“Os benefícios dos contos de fadas aos ouvidos e alma dos pequenos”. Roda de conversa com o médico Darlan Schottz.

Resumo livre de Fernanda Sansão Hallack | Psicóloga, mãe de dois filhos na Escola Waldorf Michaelis.

O Dr. Darlan Schottz, médico clínico e escolar especializado em medicina antroposófica e pedagogia Waldorf, tratou, em palestra no dia 28/11/2019, na Escola Waldorf Michaelis, dos chamados “contos de fadas” como gênero literário, expressão artística e instrumento pedagógico que assaz alimenta a faixa etária que vai dos cinco aos oito anos, aproximadamente. São histórias ancestrais que fazem parte de toda e qualquer tradição oral, seja ela indígena, africana ou europeia, por exemplo, prenhes de arquétipos estruturais que suprem a gana de imaginação das crianças, estimulam sua formação de imagens e seu pensar imaginativo. Eles não visam suscitar a moral da história e o raciocínio lógico, mas a dramatização de situações comuns de homens simples na natureza, que vivem a expectativa, a indefinição, o sofrimento e a superação. Quanto mais é contado, mais o conto desperta a possibilidade de ressignificação e a potência imaginativa da criança, engendrando sua liberdade interna, sua autonomia e sua capacidade de manter a esperança.

O ensino na pedagogia Waldorf baseia-se, justamente, na premissa de que a educação baseada na audição treina a capacidade de concentração ao ancorar o eixo narrativo no centro da criança. Especialmente no 2º setênio, tudo é contado e não explicado. Da mesma forma que o leite materno é vital para a estrutura física, a narrativa oral é vital para a consciência imaginativa e o centramento.

Sobre as críticas recorrentes acerca dos conteúdos dos contos de fadas, por vezes deveras inverossímeis, inclementes ou atravessados por ideologias, Darlan analisa que a criança os decompõe e absorve seus elementos identificatórios universais e arquetípicos com sua simplicidade – e não com a complexidade e o julgamento do mundo adulto.

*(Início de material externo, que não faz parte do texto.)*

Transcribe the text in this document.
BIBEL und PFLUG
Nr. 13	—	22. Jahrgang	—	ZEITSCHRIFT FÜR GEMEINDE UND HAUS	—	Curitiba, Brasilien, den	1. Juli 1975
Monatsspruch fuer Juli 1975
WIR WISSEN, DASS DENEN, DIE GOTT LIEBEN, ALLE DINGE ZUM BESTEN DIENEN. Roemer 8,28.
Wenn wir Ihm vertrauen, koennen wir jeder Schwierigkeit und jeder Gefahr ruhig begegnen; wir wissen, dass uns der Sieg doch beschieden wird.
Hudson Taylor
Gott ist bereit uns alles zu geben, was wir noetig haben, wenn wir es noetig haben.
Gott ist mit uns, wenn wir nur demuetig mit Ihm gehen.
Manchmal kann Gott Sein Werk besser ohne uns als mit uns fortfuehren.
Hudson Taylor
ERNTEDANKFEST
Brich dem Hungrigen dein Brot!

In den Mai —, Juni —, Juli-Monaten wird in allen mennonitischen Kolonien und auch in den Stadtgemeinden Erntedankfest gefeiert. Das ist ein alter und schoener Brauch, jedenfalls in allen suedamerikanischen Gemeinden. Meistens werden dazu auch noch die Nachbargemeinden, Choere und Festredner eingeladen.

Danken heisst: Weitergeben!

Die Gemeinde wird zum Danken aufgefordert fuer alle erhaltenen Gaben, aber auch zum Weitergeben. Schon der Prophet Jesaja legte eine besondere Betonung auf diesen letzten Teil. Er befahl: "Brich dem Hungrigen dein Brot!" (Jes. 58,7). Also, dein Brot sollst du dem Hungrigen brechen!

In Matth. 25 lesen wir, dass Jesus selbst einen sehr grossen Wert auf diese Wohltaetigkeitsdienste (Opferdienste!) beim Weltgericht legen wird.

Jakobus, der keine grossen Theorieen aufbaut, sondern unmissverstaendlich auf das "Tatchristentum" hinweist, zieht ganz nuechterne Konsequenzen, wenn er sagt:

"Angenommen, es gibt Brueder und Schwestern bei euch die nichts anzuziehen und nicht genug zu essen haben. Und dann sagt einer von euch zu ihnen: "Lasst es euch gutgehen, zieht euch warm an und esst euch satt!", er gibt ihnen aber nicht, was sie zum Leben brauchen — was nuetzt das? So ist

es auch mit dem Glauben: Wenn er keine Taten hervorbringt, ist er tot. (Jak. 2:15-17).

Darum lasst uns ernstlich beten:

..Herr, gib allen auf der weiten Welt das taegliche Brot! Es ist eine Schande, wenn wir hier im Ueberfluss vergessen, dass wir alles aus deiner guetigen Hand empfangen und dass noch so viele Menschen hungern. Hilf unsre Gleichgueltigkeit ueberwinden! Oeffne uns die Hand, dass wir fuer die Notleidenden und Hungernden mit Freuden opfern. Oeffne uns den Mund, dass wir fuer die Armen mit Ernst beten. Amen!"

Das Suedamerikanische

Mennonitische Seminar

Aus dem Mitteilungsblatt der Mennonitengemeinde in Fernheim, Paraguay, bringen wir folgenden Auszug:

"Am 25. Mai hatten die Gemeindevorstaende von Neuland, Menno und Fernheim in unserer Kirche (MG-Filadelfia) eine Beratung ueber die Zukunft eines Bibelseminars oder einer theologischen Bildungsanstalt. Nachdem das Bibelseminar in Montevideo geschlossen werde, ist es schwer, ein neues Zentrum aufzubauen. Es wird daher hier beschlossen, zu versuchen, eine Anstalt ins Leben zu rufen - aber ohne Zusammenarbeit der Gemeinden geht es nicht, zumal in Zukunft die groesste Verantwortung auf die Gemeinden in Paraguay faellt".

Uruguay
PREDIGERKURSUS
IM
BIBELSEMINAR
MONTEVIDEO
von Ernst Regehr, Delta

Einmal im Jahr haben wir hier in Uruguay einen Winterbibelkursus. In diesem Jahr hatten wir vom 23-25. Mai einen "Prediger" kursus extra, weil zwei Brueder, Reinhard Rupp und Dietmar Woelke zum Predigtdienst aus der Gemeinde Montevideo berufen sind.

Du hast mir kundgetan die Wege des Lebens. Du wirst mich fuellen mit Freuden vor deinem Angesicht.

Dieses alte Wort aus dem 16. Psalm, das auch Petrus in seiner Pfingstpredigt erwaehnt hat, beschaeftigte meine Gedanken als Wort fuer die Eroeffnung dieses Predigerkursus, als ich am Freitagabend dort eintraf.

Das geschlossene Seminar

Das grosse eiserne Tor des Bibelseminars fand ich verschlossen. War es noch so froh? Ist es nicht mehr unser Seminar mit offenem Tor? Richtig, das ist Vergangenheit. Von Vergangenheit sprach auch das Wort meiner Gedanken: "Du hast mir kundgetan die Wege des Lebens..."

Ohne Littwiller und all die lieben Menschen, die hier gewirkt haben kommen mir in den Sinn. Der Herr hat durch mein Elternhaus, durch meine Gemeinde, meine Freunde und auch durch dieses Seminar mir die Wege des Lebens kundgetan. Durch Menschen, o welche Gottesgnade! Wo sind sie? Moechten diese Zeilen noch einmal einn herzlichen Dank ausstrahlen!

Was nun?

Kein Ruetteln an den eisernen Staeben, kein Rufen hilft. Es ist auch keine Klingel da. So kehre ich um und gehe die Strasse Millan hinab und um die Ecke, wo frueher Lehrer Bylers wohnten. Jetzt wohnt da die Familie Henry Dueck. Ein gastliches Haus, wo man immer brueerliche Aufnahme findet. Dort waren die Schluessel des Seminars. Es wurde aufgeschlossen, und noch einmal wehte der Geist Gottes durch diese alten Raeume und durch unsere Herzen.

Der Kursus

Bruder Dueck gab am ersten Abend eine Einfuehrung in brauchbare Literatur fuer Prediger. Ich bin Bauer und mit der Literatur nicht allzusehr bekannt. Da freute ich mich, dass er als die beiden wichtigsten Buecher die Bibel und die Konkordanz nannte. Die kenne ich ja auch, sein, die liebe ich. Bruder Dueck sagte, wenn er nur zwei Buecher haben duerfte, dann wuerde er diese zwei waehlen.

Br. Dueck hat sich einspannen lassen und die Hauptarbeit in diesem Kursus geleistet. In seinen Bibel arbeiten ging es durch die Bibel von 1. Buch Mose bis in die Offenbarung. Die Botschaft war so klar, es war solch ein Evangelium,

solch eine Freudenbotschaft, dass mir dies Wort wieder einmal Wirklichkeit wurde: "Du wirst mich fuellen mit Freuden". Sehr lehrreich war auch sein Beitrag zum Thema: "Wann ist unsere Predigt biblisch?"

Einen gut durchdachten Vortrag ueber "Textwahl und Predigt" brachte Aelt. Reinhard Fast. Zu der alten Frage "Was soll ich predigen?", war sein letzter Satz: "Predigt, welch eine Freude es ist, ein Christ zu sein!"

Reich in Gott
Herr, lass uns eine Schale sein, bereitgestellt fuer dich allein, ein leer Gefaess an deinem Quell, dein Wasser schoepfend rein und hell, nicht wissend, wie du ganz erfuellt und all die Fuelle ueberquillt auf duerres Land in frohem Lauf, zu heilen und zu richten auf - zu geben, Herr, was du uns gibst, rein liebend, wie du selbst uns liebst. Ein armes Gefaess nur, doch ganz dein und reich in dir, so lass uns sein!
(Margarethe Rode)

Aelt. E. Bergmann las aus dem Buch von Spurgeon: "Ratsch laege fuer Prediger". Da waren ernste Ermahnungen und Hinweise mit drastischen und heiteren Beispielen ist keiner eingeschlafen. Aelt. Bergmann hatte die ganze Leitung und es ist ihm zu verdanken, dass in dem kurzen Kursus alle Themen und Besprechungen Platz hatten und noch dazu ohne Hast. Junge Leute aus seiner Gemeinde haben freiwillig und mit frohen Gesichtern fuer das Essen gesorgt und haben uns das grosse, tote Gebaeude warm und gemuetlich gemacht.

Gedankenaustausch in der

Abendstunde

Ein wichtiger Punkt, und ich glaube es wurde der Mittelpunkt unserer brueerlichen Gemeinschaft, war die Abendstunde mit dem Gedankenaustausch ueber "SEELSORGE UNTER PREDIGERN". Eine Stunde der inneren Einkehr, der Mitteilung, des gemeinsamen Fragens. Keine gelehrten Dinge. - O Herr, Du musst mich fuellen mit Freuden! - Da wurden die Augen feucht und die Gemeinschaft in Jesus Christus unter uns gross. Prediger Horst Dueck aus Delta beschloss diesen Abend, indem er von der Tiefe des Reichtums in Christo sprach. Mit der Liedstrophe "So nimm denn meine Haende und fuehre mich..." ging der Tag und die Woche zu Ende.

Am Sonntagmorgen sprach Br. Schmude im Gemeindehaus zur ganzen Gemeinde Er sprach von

“Muito se discute sobre o valor dos contos de fadas. Afirma-se que estes alienam a criança da “realidade” e, devido a certos trechos cruéis, frequentemente constituem um alimento de valor duvidoso. Aqui também devemos entender-nos melhor! Em primeiro lugar, os bons contos são aqueles que têm sua origem na vetusta sabedoria popular, como os recolhidos pelos irmãos Grimm. Contos “compostos” intelectualmente não têm o mesmo valor. Por quê? Os verdadeiros contos de fadas contêm em suas imagens fatos e processos autênticos da evolução espiritual do homem. A criança extrai dos contos profundas verdades, embora numa forma primitiva mas, justamente por isso, adequada aos primeiros anos de vida. Um conto nunca deve ser lido, mas narrado, e além disso repetido em dias seguidos. A pessoa que conta deve saber que as imagens transmitidas correspondem a uma profunda sabedoria popular; outrossim, deve falar como se acreditasse inteiramente em tudo o que está narrando. Os trechos mais cruéis não devem ser postos em relevo nem contados com abundância de detalhes sangrentos e requintes de sadismo; assim eles desempenharão a função de constituir o momento de maior tensão a partir do qual tudo corre para o desenlace feliz, a recompensa do justo, a punição do mau – cenas que nunca faltam. Os contos, com efeito, têm seu ritmo e sua dinâmica intrínsecos, que lhes confere alto valor educativo.”

Rudolf Lanz. “Noções Básicas de Antroposofia”. Editora Antroposófica.

“O julgamento moral não deve ser inoculado na criança. Deve-se prepará-lo de tal modo que, quando a criança, com a maturidade sexual, desperta para a força completa do julgamento, consegue, pela observação da vida, formar por si própria o julgamento moral. A pior forma de atingi-lo é transmitir à criança uma ordem pronta. Atinge-se, no entanto, quando se atua por meio de um exemplo ou colocam-se exemplos diante dela. Deve-se dar à criança imagens para o bem por meio de narrativas de pessoas que foram ou são boas, ou por elaboração de pessoas boas adequada à fantasia. […] Não se apela ao intelecto, mas à simpatia para com o bem e à antipatia para com o mal que, sob forma de imagem surgem diante da alma da criança. Assim a alma é preparada de tal maneira que, posteriormente, o julgamento pelo sentimento possa amadurecer na idade correta como julgamento intelectual. Não se trata de transmitir o “você deve”, porém de despertar um julgamento estético na criança, de modo que o bem lhe agrade, tenha simpatia para com ele, e tenha desagrado, antipatia, para com o mal, quando seu sentir é defrontado com fatos morais”.